Arundhati Roy Replies…At no point have I called the Maoists ‘Gandhians with Guns’… Honestly, I am almost embarrassed to have to write this letter.


This is with reference to the Outlook cover (May 31) which says “Arundhati Roy’s portrayal of Maoists as Gandhians with Guns comes under heavy fire”.

I’m used to taking heavy fire for what I write. But when people begin to fire at a target they have fashioned for themselves out of an Outlook copywriter’s blurb (later mirrored in the Guardian magazine), I suppose I must rouse myself to make a clarification. At no point in my essay Walking with the Comrades (Mar 29) have I called the Maoists ‘Gandhians with Guns’. Here is what I said:

“I cannot believe this army. As far as consumption goes, it’s more Gandhian than any Gandhian, and has a lighter carbon footprint than any climate change evangelist. But for now, it even has a Gandhian approach to sabotage; before a police vehicle is burnt for example, it is stripped down and every part is cannibalised. The steering wheel is straightened out and made into a bharmaar barrel, the rexine upholstery stripped and used for ammunition pouches, the battery for solar charging. (The new instructions from the high command are that captured vehicles should be buried and not cremated. So they can be resurrected when needed.) Should I write a play I wonder—Gandhi Get Your Gun? Or will I be lynched?”

Whoever infers from this that I have called the Maoists Gandhians with Guns is either a little slow or has no sense of irony or both. Do I really have to spell out what I was alluding to—of Maoist guerrillas who combine Gandhi’s principles of spartan consumption with their own very un-Gandhian belief in sabotage and armed revolution? Perhaps the confusion arises because the Indian elite would love to prescribe the opposite: conspicuous consumption for the rich and non-violent satyagraha for the poor.

The only other reference to Gandhi in the essay is in two paragraphs reproduced below, parts of which are quoted selectively by people who say that I have been uncritical of the Maoists and have valorised Charu Mazumdar as a “visionary” while criticising Gandhi.
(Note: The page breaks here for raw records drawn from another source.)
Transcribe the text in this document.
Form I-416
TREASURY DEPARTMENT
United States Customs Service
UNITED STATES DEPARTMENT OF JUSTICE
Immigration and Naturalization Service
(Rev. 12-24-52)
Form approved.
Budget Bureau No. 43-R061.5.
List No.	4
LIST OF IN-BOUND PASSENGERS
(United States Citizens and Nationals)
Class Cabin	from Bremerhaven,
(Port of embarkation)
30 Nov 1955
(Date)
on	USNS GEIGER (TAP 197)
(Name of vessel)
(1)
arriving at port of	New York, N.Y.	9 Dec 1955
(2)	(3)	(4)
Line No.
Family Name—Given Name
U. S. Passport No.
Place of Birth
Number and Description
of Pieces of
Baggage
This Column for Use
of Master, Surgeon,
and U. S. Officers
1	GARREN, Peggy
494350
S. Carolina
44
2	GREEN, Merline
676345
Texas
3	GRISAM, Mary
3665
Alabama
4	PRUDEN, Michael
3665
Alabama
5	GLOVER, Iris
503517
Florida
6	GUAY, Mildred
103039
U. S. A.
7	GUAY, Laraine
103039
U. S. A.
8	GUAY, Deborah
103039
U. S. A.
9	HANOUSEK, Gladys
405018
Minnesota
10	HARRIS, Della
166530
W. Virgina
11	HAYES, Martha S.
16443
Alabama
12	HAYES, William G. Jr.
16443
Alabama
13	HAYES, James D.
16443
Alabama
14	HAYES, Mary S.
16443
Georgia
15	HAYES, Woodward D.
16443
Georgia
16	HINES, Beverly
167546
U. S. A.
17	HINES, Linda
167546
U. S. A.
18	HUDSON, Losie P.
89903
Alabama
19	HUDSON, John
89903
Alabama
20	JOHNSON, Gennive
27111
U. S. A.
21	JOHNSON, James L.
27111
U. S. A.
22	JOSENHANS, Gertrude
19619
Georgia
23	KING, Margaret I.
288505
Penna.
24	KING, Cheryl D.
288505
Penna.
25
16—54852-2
Here it is:

“Chairman Mao. He’s here too. A little lonely, perhaps, but present. There’s a photograph of him, up on a red cloth screen. Marx too. And Charu Mazumdar, the founder and chief theoretician of the Naxalite movement. His abrasive rhetoric fetishises violence, blood and martyrdom, and often employs a language so coarse as to be almost genocidal. Standing here, on Bhumkal day, I can’t help thinking that his analysis, so vital to the structure of this revolution, is so removed from its emotion and texture. When he said that only ‘an annihilation campaign’ could produce ‘the new man who will defy death and be free from all thought of self-interest’—could he have imagined that this ancient people, dancing into the night, would be the ones on whose shoulders his dreams would come to rest?

“It’s a great disservice to everything that is happening here that the only thing that seems to make it to the outside world is the stiff, unbending rhetoric of the ideologues of a party that has evolved from a problematic past. When Charu Mazumdar famously said, ‘China’s Chairman is our Chairman and China’s Path is Our Path’, he was prepared to extend it to the point where the Naxalites remained silent while General Yahya Khan committed genocide in East Pakistan (Bangladesh), because at the time, China was an ally of Pakistan. There was silence too, over the Khmer Rouge and its killing fields in Cambodia. There was silence over the egregious excesses of the Chinese and Russian revolutions. Silence over Tibet. Within the Naxalite movement too, there have been violent excesses and it’s impossible to defend much of what they’ve done. But can anything they have done compare with the sordid achievements of the Congress and the bjp in Punjab, Kashmir, Delhi, Mumbai, Gujarat…. And yet, despite these terrifying contradictions, Charu Mazumdar was a visionary in much of what he wrote and said. The party he founded (and its many splinter groups) has kept the dream of revolution real and present in India. Imagine a society without that dream. For that alone we cannot judge him too harshly. Especially not while we swaddle ourselves with Gandhi’s pious humbug about the superiority of ‘the non-violent way’ and his notion of Trusteeship: ‘The rich man will be left in possession of his wealth, of which he will use what he reasonably requires for his personal needs and will act as a trustee for the remainder to be used for the good of society.’”

Does this sound as though I’m calling Maoists ‘Gandhians with Guns’? Honestly, I’m almost embarrassed to have to write this letter.